How To Use This Site

How To Use This Site

This blog was updated on a daily basis for about two years, with those daily entries ceasing on December 31, 2013. The blog is still active, however, and we hope that people stopping in, who find something lacking, will add to the daily entries.

The blog still receives new posts as well, but now it receives them on items of Wyoming history. That has always been a feature of the blog, but Wyoming's history is rich and there are many items that are not fully covered here, if covered at all. Over time, we hope to remedy that.

You can obtain an entire month's listings by hitting on the appropriate month below, or an individual day by hitting on that calendar date.
Use 2013 for the search date, as that's the day regular dates were established and fixed.

Alternatively, the months are listed immediately below, with the individual days appearing backwards (oldest first).

We hope you enjoy this site.

Thursday, October 24, 2019

Lex Anteinternet: Butch Cassidy and the Sundance Kid, released.

Lex Anteinternet: Butch Cassidy and the Sundance Kid, released.:

Butch Cassidy and the Sundance Kid, released.

The iconic Western movie, of course.

It's a movie that I haven't reviewed yet (I guess this will have to suffice for the review), in spite of an effort here to catch movies of interest that are "period pieces", if you will, which all non fantasy movies set in the past are.

The 1969 movie is one of the best loved and best remembered western movies.  It took a much different tone in regard to Western criminals than the other major Western of the same year, The Wild Bunch.  I frankly prefer The Wild Bunch, which as I earlier noted is a guilty pleasure of mine, but I love this film as well.

Butch Cassidy and the Sundance Kid is a romanticized and fictionalized version of the story of the two Wyoming centered Western criminals who ranged over the entire state and into the neighboring ones.  In the film, which is set in the very early 1900s before they fled to Boliva, and which follows them into Bolivia, the two, portrayed by film giants Paul Newman (Butch) and Robert Redford (Cassidy), come across as lovable rogues, and barely rogues at that.  The film had a major impact at the box office and came in an era in which the frequently predicted "end of the Western movies" had already come.

The Hole In The Wall Gang, lead by (Robert LeRoy Parker) Butch Cassidy, far right, and Harry Lonabaugh (the Sundance Kid). This photograph was a stupid move and lead to their downfall.

So how accurate is it?

Well, pretty mixed.

Even the Pinkerton Detective Agency allows that they are the two romanticized Western criminals, and there are quite a few romanticized Western criminals, are closest to their public image. They were intelligent men and got away with their depredations in part as there were locals who liked them well enough not to cooperate with authorities, although that was also true of much less likable Western criminals.  And the vast majority of characters in the film represent real figures who filled the roles that they are portrayed as having in the film.  So in that sense, its surprisingly accurate.

Where it really fails, of course, is in glossing over the fact that they were in fact violent criminals.  And as outlaws their history is both violent and odd for the era.  The Wild Bunch, the criminal gang with which they are most associated, was extremely loosely created, and people came and went, rather than there being just one single group of outlaws.  The Wild Bunch itself generally took refuge, when it needed to, in Johnson County's Hole in the Wall region (their cabin exists to this day) and perhaps because of this or because of several of them being associated with the Bassett sisters, the daughters of a local small rancher, their activities oddly crossed back and forth between pure criminality and association with the small rancher side of the conflict that lead to the Johnson County War.  This latter fact, once again, may have contributed to their image as lovable criminals, even though they themselves were not in the category of individuals like Nate Champion who were actual small cattlemen who were branded as criminals by larger cattle interest. The gang was, rather, made up of actual criminals.

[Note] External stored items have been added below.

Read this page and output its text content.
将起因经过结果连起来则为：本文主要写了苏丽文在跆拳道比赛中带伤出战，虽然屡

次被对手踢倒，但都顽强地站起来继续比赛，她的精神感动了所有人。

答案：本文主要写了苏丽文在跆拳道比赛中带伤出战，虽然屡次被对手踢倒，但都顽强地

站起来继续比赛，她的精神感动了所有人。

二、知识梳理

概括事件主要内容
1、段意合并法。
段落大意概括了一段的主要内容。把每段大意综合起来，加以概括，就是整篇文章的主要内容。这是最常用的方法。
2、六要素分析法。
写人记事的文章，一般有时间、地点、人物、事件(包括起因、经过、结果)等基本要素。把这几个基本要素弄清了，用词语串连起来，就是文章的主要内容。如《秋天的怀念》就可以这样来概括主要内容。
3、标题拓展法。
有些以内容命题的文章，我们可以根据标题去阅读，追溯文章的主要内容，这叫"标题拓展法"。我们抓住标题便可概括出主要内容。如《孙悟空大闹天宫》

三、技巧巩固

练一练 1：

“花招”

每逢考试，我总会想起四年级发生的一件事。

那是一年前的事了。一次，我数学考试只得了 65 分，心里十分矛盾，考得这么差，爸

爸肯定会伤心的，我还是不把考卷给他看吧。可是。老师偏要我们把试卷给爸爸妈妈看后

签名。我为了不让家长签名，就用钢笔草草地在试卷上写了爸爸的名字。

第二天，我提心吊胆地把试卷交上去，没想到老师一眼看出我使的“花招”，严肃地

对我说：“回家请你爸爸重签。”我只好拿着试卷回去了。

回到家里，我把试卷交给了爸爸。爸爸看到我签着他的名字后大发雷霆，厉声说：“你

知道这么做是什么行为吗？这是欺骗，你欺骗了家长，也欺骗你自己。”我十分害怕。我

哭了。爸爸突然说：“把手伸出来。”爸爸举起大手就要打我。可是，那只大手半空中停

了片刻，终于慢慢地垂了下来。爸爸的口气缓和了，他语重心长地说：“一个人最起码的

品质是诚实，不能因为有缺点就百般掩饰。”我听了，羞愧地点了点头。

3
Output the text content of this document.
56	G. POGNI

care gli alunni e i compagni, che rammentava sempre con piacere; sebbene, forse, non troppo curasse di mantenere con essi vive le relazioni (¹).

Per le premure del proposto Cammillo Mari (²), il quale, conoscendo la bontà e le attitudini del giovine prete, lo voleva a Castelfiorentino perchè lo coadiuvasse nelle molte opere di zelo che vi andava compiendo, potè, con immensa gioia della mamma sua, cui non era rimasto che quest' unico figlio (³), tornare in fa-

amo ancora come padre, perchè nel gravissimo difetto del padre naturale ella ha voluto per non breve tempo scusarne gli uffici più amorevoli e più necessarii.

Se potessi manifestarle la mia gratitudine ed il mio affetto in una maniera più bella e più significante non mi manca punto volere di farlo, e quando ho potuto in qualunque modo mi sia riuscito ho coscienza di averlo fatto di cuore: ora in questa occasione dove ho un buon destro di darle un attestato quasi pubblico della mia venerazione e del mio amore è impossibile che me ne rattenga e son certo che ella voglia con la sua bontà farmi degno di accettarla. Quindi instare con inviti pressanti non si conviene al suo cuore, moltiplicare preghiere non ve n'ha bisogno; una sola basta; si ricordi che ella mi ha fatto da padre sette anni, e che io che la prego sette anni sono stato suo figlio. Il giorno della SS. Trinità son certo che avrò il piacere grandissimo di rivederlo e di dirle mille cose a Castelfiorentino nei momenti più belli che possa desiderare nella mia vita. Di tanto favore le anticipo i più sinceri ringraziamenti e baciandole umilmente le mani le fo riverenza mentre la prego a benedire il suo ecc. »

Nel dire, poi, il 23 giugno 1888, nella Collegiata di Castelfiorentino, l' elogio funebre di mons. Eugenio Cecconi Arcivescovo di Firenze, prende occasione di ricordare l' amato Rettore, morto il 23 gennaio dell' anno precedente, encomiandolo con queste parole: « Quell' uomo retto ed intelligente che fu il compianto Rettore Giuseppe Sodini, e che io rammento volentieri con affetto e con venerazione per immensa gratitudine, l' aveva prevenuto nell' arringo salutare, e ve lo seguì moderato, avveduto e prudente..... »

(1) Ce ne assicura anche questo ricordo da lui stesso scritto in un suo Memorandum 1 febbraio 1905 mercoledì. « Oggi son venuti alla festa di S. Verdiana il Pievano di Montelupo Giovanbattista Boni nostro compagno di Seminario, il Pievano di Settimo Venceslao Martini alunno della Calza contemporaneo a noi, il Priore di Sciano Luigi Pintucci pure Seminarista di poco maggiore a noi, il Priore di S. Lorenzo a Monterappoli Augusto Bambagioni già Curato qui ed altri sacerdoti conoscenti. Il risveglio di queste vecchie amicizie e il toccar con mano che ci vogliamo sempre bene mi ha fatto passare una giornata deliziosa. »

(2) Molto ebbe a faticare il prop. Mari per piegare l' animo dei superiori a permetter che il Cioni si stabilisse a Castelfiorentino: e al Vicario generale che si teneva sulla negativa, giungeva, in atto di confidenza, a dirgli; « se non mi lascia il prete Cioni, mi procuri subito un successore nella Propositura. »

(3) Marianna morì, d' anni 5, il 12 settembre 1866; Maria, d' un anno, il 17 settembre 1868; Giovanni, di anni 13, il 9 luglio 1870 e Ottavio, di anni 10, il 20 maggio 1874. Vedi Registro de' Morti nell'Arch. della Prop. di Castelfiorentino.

So the depiction of them simply attacking the evil (in the film) Union Pacific is off the mark. They were thieves.  Just less despicable thieves than most.

They did go to Bolivia and their lives did end there, according to the best evidence.  The film accurately portrays their demise coming in the South American country even if it grossly exaggerates that end, persistent rumors of at least Butch's survival aside.

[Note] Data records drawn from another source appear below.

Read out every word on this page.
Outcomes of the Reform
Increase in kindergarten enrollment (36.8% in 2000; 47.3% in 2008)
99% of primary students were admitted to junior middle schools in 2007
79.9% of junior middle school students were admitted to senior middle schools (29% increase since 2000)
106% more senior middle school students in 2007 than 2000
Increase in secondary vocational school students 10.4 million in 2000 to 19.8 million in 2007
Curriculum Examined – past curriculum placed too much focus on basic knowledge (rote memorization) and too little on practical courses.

Material detail wise the film is so so.  This late 1960s movie came at a time at which a high degree in material details, a bar set by Lonesome Dove, hadn't yet arrived, so the appearance of things reflects the movie styles of the late 1960s more than the actual appearance of things in the early 1900s.  Arms, however, are correct as in this movie making era the tendency to try to stand out by showing unique items in use hadn't arrived.

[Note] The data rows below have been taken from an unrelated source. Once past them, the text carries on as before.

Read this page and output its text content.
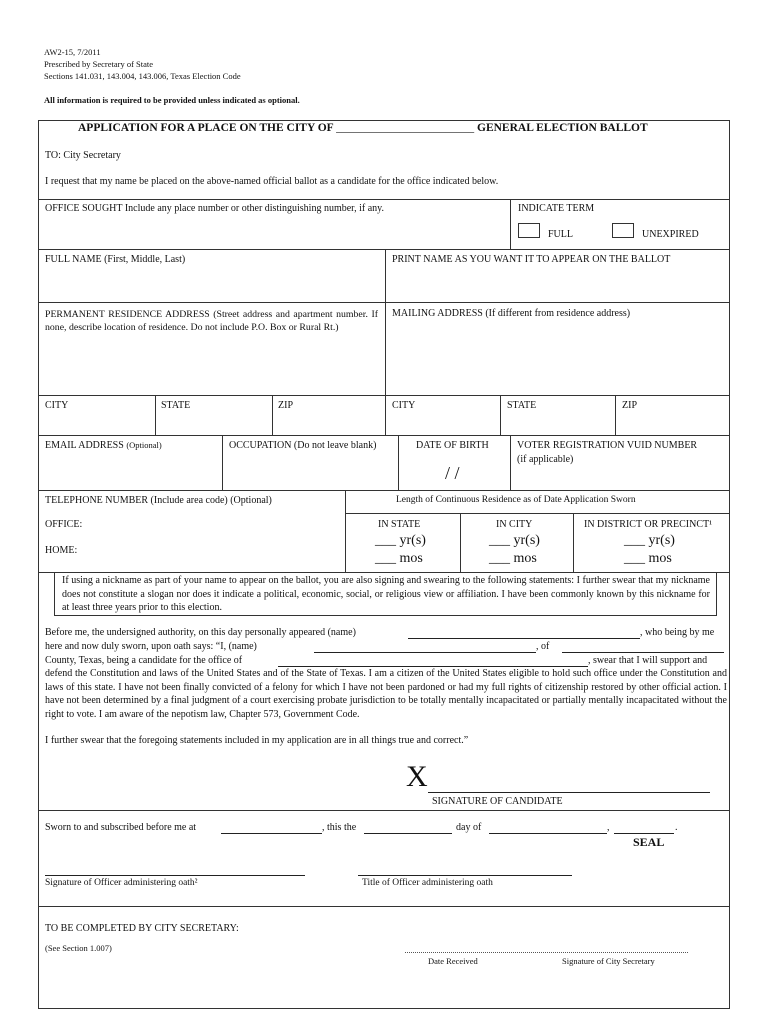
AW2-15, 7/2011
Prescribed by Secretary of State
Sections 141.031, 143.004, 143.006, Texas Election Code
All information is required to be provided unless indicated as optional.
APPLICATION FOR A PLACE ON THE CITY OF ________________________ GENERAL ELECTION BALLOT
TO: City Secretary
I request that my name be placed on the above-named official ballot as a candidate for the office indicated below.
OFFICE SOUGHT Include any place number or other distinguishing number, if any.	INDICATE TERM
FULL	UNEXPIRED
FULL NAME (First, Middle, Last)	PRINT NAME AS YOU WANT IT TO APPEAR ON THE BALLOT
PERMANENT RESIDENCE ADDRESS (Street address and apartment number. If none, describe location of residence. Do not include P.O. Box or Rural Rt.)
MAILING ADDRESS (If different from residence address)
CITY	STATE	ZIP	CITY	STATE	ZIP
EMAIL ADDRESS (Optional)	OCCUPATION (Do not leave blank)	DATE OF BIRTH
/ /
VOTER REGISTRATION VUID NUMBER
(if applicable)
TELEPHONE NUMBER (Include area code) (Optional)
OFFICE:
HOME:
Length of Continuous Residence as of Date Application Sworn
IN STATE
___ yr(s)
___ mos
IN CITY
___ yr(s)
___ mos
IN DISTRICT OR PRECINCT¹
___ yr(s)
___ mos
If using a nickname as part of your name to appear on the ballot, you are also signing and swearing to the following statements: I further swear that my nickname does not constitute a slogan nor does it indicate a political, economic, social, or religious view or affiliation. I have been commonly known by this nickname for at least three years prior to this election.
Before me, the undersigned authority, on this day personally appeared (name)	, who being by me
here and now duly sworn, upon oath says: “I, (name)	, of
County, Texas, being a candidate for the office of	, swear that I will support and
defend the Constitution and laws of the United States and of the State of Texas. I am a citizen of the United States eligible to hold such office under the Constitution and laws of this state. I have not been finally convicted of a felony for which I have not been pardoned or had my full rights of citizenship restored by other official action. I have not been determined by a final judgment of a court exercising probate jurisdiction to be totally mentally incapacitated or partially mentally incapacitated without the right to vote. I am aware of the nepotism law, Chapter 573, Government Code.
I further swear that the foregoing statements included in my application are in all things true and correct.”
X
SIGNATURE OF CANDIDATE
Sworn to and subscribed before me at	, this the	day of	,	.
SEAL
Signature of Officer administering oath²	Title of Officer administering oath
TO BE COMPLETED BY CITY SECRETARY:
(See Section 1.007)
Date Received	Signature of City Secretary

All things being considered, it is a great Western and well worth seeing.  It belied the belief that the era of Westerns was over, and in some ways it recalls earlier sweet treatment of Western criminals who were supposed to be just wild boys at heart.  Nobody gets killed in the film until Butch and Sundance do at the bitter end, which contributes to that.  In reality, The Wild Bunch is likely a more realistic portray of Western criminals, but this is a great film.